「私だって出来るんならそうしたいんだよ?でも…」
でも、どうしたんだろう?
「でも、和也くんなんか好きな人がいるっぽいし…」
私はギクッとした。
だって結衣にあの事がばれたら、結衣が傷付くかもしれない。
たとえ今和也の好きな人が私じゃないにしても、探っていくうちにばれてしまうかもしれない。
それにしても、結衣は相変わらず勘が鋭いなぁ。
私は曖昧な笑みを浮かべてから言った。
「たぶん結衣なら大丈夫だよ。頑張ってアタックしてみればいいじゃない。結衣は可愛いし、性格もいいんだから。

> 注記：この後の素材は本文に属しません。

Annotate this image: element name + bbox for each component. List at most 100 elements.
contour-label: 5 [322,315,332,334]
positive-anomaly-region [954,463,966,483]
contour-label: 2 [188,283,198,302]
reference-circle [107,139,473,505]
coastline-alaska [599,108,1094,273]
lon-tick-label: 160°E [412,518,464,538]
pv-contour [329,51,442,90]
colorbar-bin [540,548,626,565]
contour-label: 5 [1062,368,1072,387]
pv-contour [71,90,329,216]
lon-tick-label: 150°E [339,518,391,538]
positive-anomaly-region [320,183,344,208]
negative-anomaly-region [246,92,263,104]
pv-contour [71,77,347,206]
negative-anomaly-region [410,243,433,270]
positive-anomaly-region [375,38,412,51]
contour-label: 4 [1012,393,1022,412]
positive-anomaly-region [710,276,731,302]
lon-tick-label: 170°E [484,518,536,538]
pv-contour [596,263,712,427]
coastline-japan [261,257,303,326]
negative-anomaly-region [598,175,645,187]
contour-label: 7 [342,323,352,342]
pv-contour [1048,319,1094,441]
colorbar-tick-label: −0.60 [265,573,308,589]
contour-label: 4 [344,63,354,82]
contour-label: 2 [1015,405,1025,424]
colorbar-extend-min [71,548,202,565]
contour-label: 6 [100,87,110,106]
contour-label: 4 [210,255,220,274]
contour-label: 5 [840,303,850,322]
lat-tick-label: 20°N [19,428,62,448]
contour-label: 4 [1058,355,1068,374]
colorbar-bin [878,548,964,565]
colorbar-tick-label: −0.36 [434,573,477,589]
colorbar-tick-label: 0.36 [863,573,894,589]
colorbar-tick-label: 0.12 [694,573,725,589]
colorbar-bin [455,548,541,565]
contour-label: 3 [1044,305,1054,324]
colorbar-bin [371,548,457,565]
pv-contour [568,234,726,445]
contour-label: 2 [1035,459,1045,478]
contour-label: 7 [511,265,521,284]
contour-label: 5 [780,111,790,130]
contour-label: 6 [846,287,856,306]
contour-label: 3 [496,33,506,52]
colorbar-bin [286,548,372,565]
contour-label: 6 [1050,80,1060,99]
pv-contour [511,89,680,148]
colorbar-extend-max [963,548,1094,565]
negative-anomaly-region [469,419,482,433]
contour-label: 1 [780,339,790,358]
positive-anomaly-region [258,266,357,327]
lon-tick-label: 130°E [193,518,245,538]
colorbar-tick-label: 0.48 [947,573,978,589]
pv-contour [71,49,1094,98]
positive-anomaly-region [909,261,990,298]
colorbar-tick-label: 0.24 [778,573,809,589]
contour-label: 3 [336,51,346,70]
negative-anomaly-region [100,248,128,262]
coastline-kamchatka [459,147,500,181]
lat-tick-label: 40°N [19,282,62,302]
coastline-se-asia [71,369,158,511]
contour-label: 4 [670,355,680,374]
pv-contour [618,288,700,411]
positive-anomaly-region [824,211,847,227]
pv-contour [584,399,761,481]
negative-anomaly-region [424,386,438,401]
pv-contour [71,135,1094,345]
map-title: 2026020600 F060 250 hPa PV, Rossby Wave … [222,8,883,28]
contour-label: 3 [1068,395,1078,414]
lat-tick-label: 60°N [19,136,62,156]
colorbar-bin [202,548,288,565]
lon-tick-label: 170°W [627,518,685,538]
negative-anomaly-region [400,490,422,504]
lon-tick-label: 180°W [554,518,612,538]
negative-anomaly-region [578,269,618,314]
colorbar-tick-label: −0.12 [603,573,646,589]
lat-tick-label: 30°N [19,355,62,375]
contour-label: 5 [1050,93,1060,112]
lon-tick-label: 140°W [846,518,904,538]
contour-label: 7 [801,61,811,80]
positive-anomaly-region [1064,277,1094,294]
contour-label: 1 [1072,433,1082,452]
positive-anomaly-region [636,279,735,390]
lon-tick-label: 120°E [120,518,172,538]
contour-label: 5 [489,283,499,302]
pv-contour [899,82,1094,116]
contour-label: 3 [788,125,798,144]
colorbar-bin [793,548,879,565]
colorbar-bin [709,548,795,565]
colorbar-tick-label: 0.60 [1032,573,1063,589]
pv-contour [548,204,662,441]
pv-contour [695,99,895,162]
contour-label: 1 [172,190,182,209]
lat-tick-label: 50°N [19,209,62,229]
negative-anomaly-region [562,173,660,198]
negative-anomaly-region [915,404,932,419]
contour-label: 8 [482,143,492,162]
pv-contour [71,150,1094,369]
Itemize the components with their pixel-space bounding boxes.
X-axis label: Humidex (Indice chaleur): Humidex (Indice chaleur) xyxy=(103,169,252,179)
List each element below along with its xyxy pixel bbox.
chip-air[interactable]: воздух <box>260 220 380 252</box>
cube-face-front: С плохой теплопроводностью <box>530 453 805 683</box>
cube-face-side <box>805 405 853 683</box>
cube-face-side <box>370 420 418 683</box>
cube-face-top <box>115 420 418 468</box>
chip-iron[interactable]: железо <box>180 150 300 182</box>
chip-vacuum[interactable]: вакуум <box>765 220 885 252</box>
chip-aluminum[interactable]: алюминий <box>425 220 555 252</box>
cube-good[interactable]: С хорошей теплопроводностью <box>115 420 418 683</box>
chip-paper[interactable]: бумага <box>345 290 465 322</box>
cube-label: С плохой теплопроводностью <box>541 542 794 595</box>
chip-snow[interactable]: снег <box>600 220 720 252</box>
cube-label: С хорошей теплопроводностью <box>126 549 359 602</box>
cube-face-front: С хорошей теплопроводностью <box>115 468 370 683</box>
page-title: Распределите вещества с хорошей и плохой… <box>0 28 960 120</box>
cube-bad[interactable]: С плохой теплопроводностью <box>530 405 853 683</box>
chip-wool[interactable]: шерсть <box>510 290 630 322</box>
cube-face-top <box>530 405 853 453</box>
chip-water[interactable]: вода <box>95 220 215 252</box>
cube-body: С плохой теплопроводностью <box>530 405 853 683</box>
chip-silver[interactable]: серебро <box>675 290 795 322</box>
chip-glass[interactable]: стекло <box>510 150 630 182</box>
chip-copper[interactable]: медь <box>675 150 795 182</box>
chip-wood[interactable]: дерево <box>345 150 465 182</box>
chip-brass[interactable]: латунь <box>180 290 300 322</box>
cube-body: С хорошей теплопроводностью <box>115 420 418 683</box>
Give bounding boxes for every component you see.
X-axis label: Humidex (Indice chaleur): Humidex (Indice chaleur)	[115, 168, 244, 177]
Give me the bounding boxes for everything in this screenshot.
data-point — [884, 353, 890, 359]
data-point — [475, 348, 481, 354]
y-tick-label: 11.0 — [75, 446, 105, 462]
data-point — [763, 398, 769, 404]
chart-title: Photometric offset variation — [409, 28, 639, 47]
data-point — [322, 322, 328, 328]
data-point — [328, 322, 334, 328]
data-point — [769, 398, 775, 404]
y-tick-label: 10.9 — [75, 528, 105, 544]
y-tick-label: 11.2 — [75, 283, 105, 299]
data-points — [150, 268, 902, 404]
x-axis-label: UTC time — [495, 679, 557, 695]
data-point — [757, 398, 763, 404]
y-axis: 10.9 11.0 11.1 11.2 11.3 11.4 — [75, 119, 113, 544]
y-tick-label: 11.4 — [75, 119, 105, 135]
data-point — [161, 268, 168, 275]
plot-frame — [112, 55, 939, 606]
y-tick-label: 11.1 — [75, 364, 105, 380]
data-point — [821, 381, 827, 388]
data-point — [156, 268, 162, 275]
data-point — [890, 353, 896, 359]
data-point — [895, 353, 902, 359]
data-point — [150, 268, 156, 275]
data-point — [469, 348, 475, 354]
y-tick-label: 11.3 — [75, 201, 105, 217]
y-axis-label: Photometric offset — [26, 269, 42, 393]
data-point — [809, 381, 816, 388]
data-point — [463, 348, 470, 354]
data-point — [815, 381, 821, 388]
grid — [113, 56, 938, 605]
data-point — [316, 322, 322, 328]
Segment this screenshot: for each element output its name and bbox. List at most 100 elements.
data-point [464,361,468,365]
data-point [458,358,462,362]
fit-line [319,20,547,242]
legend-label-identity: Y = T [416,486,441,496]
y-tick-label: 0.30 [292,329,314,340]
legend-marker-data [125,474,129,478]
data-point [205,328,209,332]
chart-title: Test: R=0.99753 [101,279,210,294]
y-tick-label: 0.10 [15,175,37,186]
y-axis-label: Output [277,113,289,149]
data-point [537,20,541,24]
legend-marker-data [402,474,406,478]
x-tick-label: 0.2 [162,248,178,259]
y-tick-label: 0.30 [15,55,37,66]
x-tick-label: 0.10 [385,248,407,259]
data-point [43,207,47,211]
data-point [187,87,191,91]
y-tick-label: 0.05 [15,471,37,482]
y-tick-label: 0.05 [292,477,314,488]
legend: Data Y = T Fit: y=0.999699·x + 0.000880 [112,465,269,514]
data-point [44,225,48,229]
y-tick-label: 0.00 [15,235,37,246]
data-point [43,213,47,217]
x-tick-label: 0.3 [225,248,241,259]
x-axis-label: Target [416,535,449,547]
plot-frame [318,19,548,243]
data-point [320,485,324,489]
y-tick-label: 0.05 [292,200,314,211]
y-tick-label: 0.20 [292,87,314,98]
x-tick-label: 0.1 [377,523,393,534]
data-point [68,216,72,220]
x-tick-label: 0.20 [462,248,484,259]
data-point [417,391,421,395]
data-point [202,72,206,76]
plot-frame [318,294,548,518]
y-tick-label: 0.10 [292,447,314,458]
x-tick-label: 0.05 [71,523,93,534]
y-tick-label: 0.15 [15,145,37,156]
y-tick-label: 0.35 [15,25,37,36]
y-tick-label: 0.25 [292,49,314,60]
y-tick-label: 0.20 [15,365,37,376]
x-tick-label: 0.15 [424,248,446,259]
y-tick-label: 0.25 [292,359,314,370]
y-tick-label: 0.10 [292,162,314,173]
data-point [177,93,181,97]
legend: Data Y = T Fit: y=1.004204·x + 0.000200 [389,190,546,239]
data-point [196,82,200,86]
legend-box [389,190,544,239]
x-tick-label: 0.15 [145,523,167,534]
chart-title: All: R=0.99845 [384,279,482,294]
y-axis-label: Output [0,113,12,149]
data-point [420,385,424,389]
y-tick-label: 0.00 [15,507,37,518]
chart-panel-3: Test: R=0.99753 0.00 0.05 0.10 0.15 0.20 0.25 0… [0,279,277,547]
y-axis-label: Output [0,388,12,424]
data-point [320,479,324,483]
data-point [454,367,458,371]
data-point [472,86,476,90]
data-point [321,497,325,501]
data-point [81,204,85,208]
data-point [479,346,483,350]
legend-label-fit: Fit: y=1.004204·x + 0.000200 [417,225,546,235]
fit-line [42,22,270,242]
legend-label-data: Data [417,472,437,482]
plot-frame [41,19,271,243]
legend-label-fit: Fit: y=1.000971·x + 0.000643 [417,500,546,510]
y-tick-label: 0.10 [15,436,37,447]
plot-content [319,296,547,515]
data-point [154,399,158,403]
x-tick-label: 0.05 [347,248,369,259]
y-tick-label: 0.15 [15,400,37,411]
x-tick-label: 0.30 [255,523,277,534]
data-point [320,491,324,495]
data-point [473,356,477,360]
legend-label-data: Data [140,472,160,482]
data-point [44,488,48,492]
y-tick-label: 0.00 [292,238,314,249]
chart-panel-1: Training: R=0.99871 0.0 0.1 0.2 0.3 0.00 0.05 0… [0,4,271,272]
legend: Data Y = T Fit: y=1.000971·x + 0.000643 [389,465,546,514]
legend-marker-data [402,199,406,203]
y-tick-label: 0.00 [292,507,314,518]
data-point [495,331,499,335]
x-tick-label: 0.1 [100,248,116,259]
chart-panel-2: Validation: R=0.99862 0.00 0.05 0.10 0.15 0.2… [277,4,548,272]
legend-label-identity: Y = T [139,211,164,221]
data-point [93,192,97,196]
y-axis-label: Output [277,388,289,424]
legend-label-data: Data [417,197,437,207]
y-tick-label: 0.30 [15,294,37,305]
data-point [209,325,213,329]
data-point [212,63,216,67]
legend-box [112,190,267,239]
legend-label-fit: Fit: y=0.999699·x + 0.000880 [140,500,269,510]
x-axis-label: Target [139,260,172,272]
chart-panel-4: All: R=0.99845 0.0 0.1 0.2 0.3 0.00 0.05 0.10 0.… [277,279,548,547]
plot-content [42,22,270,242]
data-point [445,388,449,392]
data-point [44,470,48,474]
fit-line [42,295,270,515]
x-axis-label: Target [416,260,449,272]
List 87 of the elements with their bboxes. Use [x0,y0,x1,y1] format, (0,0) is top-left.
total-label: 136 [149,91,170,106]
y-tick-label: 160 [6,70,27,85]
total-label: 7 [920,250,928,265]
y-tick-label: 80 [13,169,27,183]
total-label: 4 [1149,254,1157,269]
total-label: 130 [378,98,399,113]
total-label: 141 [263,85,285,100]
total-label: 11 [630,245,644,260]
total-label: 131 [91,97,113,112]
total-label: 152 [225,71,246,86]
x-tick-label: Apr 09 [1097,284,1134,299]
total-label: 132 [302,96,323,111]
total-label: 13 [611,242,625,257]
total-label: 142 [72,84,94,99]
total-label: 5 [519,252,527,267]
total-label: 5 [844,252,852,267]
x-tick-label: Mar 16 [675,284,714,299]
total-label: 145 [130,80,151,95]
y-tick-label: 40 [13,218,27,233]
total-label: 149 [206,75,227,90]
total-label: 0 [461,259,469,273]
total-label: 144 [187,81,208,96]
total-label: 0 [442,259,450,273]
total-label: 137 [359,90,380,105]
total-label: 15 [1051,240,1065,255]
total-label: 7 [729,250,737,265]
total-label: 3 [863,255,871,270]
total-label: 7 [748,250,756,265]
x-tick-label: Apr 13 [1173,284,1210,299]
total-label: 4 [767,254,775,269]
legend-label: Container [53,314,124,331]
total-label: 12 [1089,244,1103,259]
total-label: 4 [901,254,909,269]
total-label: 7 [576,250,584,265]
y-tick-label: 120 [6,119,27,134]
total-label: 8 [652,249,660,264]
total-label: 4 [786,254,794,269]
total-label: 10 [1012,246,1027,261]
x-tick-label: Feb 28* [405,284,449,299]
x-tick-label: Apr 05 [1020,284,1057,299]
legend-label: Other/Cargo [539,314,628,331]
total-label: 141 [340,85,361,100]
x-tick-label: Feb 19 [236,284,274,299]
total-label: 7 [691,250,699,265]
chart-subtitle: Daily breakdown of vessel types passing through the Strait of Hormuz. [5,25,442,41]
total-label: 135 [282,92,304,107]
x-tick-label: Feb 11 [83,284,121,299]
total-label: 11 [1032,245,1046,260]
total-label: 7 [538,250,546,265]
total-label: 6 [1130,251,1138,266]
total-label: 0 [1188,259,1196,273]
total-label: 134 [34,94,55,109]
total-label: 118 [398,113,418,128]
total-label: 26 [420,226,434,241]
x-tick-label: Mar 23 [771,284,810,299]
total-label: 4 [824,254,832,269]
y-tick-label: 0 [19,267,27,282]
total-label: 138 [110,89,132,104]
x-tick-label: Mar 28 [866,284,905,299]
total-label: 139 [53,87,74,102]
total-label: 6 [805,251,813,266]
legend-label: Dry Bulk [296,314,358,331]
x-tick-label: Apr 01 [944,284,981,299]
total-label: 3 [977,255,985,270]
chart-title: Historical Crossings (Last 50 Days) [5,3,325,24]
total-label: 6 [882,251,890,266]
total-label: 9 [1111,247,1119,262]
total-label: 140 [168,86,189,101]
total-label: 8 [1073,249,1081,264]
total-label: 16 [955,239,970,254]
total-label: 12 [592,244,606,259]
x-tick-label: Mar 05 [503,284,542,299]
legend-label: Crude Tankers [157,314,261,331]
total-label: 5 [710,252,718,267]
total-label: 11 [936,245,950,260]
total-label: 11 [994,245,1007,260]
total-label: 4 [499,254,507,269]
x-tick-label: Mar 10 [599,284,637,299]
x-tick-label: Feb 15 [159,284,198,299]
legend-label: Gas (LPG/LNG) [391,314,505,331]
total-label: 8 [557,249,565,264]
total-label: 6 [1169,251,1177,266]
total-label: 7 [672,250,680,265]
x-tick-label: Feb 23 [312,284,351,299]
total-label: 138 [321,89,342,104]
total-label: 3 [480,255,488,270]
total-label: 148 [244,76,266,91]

ね?何にもしずに諦めたら、きっと後悔するよ?」
結衣は私のときも、全力で応援してくれた。
諦めたらダメだって教えてくれた。
だから私は結衣の恋が実るように、サポートしてあげたい。
結衣がもし、あの事を知ったら何いいこぶってんのよ!って怒られるかもしれない。
偽善者だって罵られるかもしれない。
でもそれはそれでいいと思う。
変に気を使われるよりはよっぽどいい。
まずこんなことじゃ、私たちの友情は壊れないって信じてるから。